Optical RISs Improve the Secret Key Rate of Free-Space QKD in HAP-to-UAV Scenarios

Abstract

Large optical reconfigurable intelligent surfaces (ORISs) are proposed for employment on building rooftops to facilitate free-space quantum key distribution (QKD) between highaltitude platforms (HAPs) and low-altitude platforms (LAPs). Due to practical constraints, the communication terminals can only be positioned beneath the LAPs, preventing direct upward links to HAPs. By deploying ORISs on rooftops to reflect the beam arriving from HAPs towards LAPs from below, reliable HAP-to-LAP links can be established.
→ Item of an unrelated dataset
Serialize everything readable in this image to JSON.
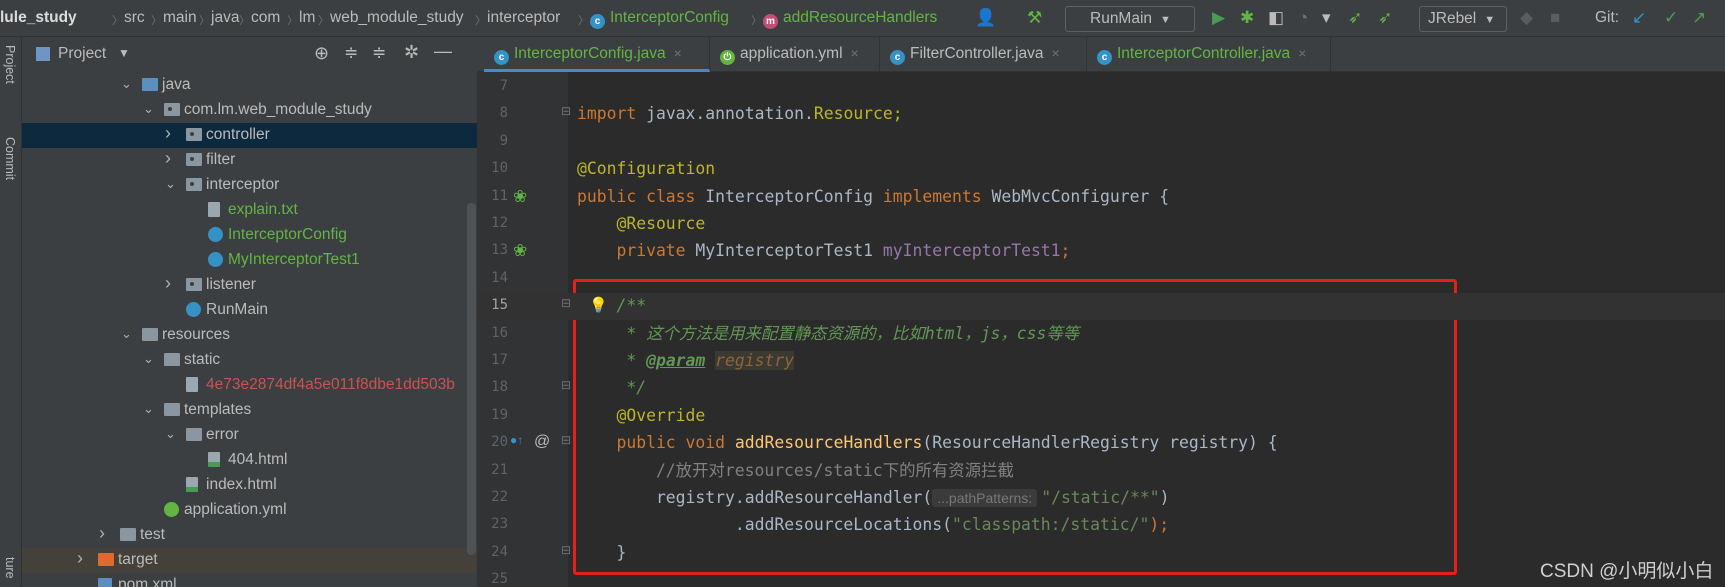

To accurately characterize the optical beam propagation, we develop an analytical channel model based on extended Huygens-Fresnel principles for representing both the atmospheric turbulence effects and the hovering fluctuations of LAPs. This model facilitates adaptive ORIS beam-width control through linear, quadratic, and focusing phase shifts, which are capable of effectively mitigating the detrimental effects of beam broadening and pointing errors (PE). Consequently, the information-theoretic bound of the secret key rate and the security performance of a decoy-state QKD protocol are analyzed. Our findings demonstrate that quadratic phase shifts enhance the SKR at high HAP-ORIS zenith angles or mild PE conditions by narrowing the beam to optimal sizes. By contrast, linear phase shifts are advantageous at low HAP-ORIS zenith angles or moderate-to-high PE by diverging the beam to mitigate LAP fluctuations.